Le patient a 58 ans. Il est en pleine forme et remporte encore régulièrement les tournois de son club de tennis. Lors de son dernier match, il a soudain ressenti une déchirure lors d’un effort d’accélération brusque pour monter au filet, ainsi qu’un craquement au bas du mollet. Il n’a pas été en mesure de jouer jusqu’au bout le tie-break du deuxième set, et a perdu de justesse le match décisif du grand tournoi de son club. Il n’avait ­jamais ressenti de douleur au talon jusque-là.
Allongé sur le ventre sur la table d’examen, il laisse pendre son pied blessé à la verticale. Aucune trace de la légère prétension responsable de la flexion plantaire habituellement observée dans un pied sain. La compression manuelle du mollet (test de Thompson) ne provoque aucun mouvement du pied, alors qu’une ­dépression est perceptible à 4 cm du calcanéum. Nul besoin de poursuivre les investigations pour conclure avec un bon taux de certitude à une rupture aiguë du tendon d’Achille. L’examen par ultrason sert plutôt à évaluer l’adaptation des moignons tendineux à une position de la cheville à 20° de flexion qu’à confirmer le diagnostic.
Si les moignons tendineux s’adaptent en flexion plantaire, autrement dit si la fissure résiduelle ne dépasse pas 5 mm et que le patient va consulter dans les premiers jours suivant l’accident, l’Hôpital de l’Ile recommande en règle générale aux sportifs amateurs un traitement conservateur. Celui-ci associe une physiothérapie fonctionnelle précoce en pleine charge dans une chaussure de réadaptation Künzli (Künzli-­Rehab-Total) avec talon de 3 à 4 cm à une attelle souple d’immobilisation en équin pour la nuit pendant six ­semaines, puis augmentation graduelle de l’angle du pied (-> 90%) sur six autres semaines. Selon le type de sport, une reprise après six mois minimum pourra être autorisée.

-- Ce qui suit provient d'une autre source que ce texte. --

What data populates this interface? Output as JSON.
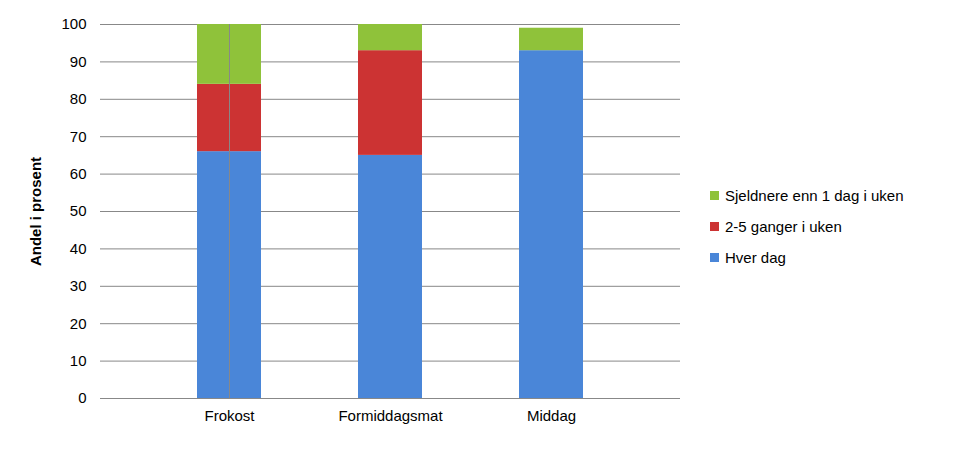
{
  "chart_data": {
    "type": "bar",
    "stacked": true,
    "y_label": "Andel i prosent",
    "categories": [
      "Frokost",
      "Formiddagsmat",
      "Middag"
    ],
    "series": [
      {
        "name": "Hver dag",
        "color": "#4a86d8",
        "values": [
          66,
          65,
          93
        ]
      },
      {
        "name": "2-5 ganger i uken",
        "color": "#cc3333",
        "values": [
          18,
          28,
          0
        ]
      },
      {
        "name": "Sjeldnere enn 1 dag i uken",
        "color": "#8fc23a",
        "values": [
          16,
          7,
          6
        ]
      }
    ],
    "ylim": [
      0,
      100
    ],
    "yticks": [
      0,
      10,
      20,
      30,
      40,
      50,
      60,
      70,
      80,
      90,
      100
    ],
    "grid": true,
    "legend": "right"
  }
}
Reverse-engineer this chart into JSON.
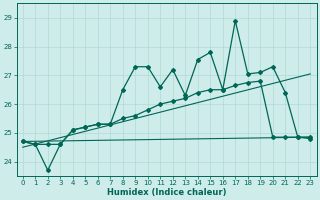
{
  "xlabel": "Humidex (Indice chaleur)",
  "background_color": "#ceecea",
  "grid_color": "#b0d8d5",
  "line_color": "#006655",
  "xlim": [
    -0.5,
    23.5
  ],
  "ylim": [
    23.5,
    29.5
  ],
  "yticks": [
    24,
    25,
    26,
    27,
    28,
    29
  ],
  "xticks": [
    0,
    1,
    2,
    3,
    4,
    5,
    6,
    7,
    8,
    9,
    10,
    11,
    12,
    13,
    14,
    15,
    16,
    17,
    18,
    19,
    20,
    21,
    22,
    23
  ],
  "x": [
    0,
    1,
    2,
    3,
    4,
    5,
    6,
    7,
    8,
    9,
    10,
    11,
    12,
    13,
    14,
    15,
    16,
    17,
    18,
    19,
    20,
    21,
    22,
    23
  ],
  "line1": [
    24.7,
    24.6,
    23.7,
    24.6,
    25.1,
    25.2,
    25.3,
    25.3,
    26.5,
    27.3,
    27.3,
    26.6,
    27.2,
    26.3,
    27.55,
    27.8,
    26.5,
    28.9,
    27.05,
    27.1,
    27.3,
    26.4,
    24.85,
    24.8
  ],
  "line2": [
    24.7,
    24.6,
    24.6,
    24.6,
    25.1,
    25.2,
    25.3,
    25.3,
    25.5,
    25.6,
    25.8,
    26.0,
    26.1,
    26.2,
    26.4,
    26.5,
    26.5,
    26.65,
    26.75,
    26.8,
    24.85,
    24.85,
    24.85,
    24.85
  ],
  "line3_x": [
    0,
    23
  ],
  "line3_y": [
    24.7,
    24.85
  ],
  "line4_x": [
    0,
    23
  ],
  "line4_y": [
    24.5,
    27.05
  ]
}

Une aide pour les médecins moins ­expérimentés

Notre patient n’est guère enthousiasmé par notre proposition de traitement conservateur, alors même que la rupture est nette et que l’adaptation des moignons semble bonne. Il invoque sa bonne forme physique et le fait de se sentir bien plus jeune que son âge. De plus, un membre du club à peine plus jeune que lui a été opéré du tendon d’Achille il y a deux ans et a réussi à se placer en demi-finale du tournoi de cette année. Il lui est visiblement difficile d’admettre qu’il ne fait plus partie des sportifs professionnels, pour lesquels les avantages de l’opération prévalent le plus souvent.
Si un chirurgien n’est en principe pas contre l’idée d’opérer un patient, le but du traitement doit toujours être le meilleur résultat possible pour le ­patient au vu de l’avancement des connaissances. Un médecin qui ne traite pas régulièrement des ruptures du tendon d’Achille et qui n’a donc pas forcément en tête les dernières études réalisées à ce sujet aura tout avantage à consulter la Cochrane Library. En saisissant le mot clef «Achilles» dans la fenêtre de recherche, on obtient huit revues systématiques, dont celle intitulée «Surgical ­interventions for treating acute Achilles tendon ruptures», menée par Khan RJK et Carey Smith RL en 2010, et particulièrement pertinente dans notre cas.
La revue examine toutes les études randomisées ou quasi randomisées menées jusqu’en 2009. Ces études comparent d’une part les traitement chirurgicaux aux traitements conservateurs, et d’autre part les techniques opératoires percutanées aux techniques ouvertes. Au total, 12 études sont examinées, qui ­incluent 844 patients. Bon nombre de ces études présentent des faiblesses méthodologiques, notamment concernant l’assurance que les tests soient bien menés en aveugle.
L’analyse statistique révèle un risque sensiblement plus faible de rerupture pour les traitements opératoires par rapport aux traitements conservateurs, mais un risque plus important d’infection postopératoire, et d’un risque d’atteinte du nerf sural. La fréquence des infections semble par ailleurs plus faible lors d’opérations percutanées que lors d’opérations ouvertes, sans que la différence ne soit significative.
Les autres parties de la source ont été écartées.